Once sleepy Great Plains towns sit on one of the world's largest oil deposits and a boom is well underway. North Dakota now has the nation's lowest unemployment rate, as oil and related industries now employ 60,000 workers with an average salary of well over $100,000.
NPR examines the effects of the oil fields in the Great Plains in a series airing beginning Wednesday, January 22, and through Sunday, January 26, on witf. NPR's Jeff Brady and Kirk Siegler, Prairie Public Radio's Meg Lindholm and Dan Boyce of Montana Public Radio contribute the reports.
Welcome To Oil Country - Morning Edition; Wednesday, January 22
The Great Plains oil boom is transforming everything it touches, from jobs to crime. It's a modern day gold rush causing severe growing pains and transforming these towns into ones their longtime residents no longer recognize. NPR's Kirk Siegler reports.
Pitting Oil Against Agriculture - All Things Considered; Wednesday, January 22
Despite a booming oil industry, agriculture remains North Dakota's largest industry. Many farmers and ranchers profit from the oil boom but others complain drillers interfere with their business. This tension prompted one group to target North Dakota's governor in a failed attempt to have him indicted for bribery. NPR's Jeff Brady reports.
Gas Flaring Controversy - Morning Edition; Thursday, January 23
The bright light caused by natural gas flaring looks pretty from space, but the gas is a huge waste of energy and profits for North Dakota's mineral rights owners. Several class action lawsuits have been filed by mineral rights owners against oil companies they say are flaring more than the law allows. NPR's Jeff Brady reports.
Oil Demands Outpace Infrastructure - All Things Considered; Thursday, January 23
The Great Plains oil development significantly strains the infrastructure of communities throughout the region. A steady stream of big rigs pounds the streets of small Sidney, Montana every day as a rapidly increasing population stretches the town's sewer system to its limit. The town is trying to pay for $55 million in infrastructure needs on about a $10 million annual budget. Dan Boyce of Montana Public Radio reports.

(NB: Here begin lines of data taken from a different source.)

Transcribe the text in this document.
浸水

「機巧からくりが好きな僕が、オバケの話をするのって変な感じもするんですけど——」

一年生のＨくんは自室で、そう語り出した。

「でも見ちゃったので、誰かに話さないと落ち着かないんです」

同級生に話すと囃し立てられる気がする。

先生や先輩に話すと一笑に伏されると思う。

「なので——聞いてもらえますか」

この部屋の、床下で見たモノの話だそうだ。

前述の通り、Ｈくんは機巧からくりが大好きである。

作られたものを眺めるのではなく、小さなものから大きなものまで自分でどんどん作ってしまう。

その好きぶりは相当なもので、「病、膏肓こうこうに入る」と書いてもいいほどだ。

Commuting For Oil Dollars - Morning Edition; Friday, January 24
In the Northwest, where some of the region's last lumber mills have shuttered, people needing work are commuting hundreds of miles to remote eastern Montana and western North Dakota. They're taking jobs with the booming Bakken shale oil development, but this takes a toll for some families. NPR's Kirk Siegler reports.
Homeless In North Dakota - All Things Considered; Friday, January 24
For people coming to North Dakota for oil jobs, finding affordable housing is a sometimes insurmountable challenge. As a result, the number of homeless people, including children, has risen dramatically. Shelters are stretched beyond their capacity, so a group of 18 churches has banded together to open their doors to the overflow. Meg Lindholm of Prairie Public Radio reports.
Prostitution in Oil Country - Weekend Edition; Saturday, January 25
Prostitution is becoming more commonplace throughout Great Plain oil country as the illegal industry fills demand from a population of young male oil workers. It's easy to find postings by professional escorts in town "for one week only" on local online classifieds. Men and women talk about the problem and its relation to a rise in sex trafficking. Dan Boyce of Montana Public Radio reports.
Building An Oil Refinery At The Source - All Things Considered; Saturday, January 25
The first new refinery since 1976 is under construction in rural North Dakota. An oil drilling boom there is prompting two companies to invest up to 300 million dollars to build a diesel refinery. NPR's Jeff Brady reports.
Shipping Oil From The Great Plains - Weekend Edition; Sunday, January 26
As the oil boom continues to grow in the Great Plains, the industry is increasingly relying on railroads to ship to refineries and major markets. Tens of millions of dollars in new oil-to-rail infrastructure projects have also been built in and around the Bakken shale oil field to handle what some see as a glut in oil along the northern plains. NPR's Kirk Siegler reports.
Bringing Culture To Oil Workers - All Things Considered; Sunday, January 26
The oil fields of western North Dakota bring vast economic opportunity to a region in decline just ten years ago, yet high art and culture are a rare commodity. One North Dakota humanities organization is trying to change that by sending two professional writers into towns most impacted by the Bakken shale oil boom to conduct creative writing workshops. Montana Public Radio's Dan Boyce has the story.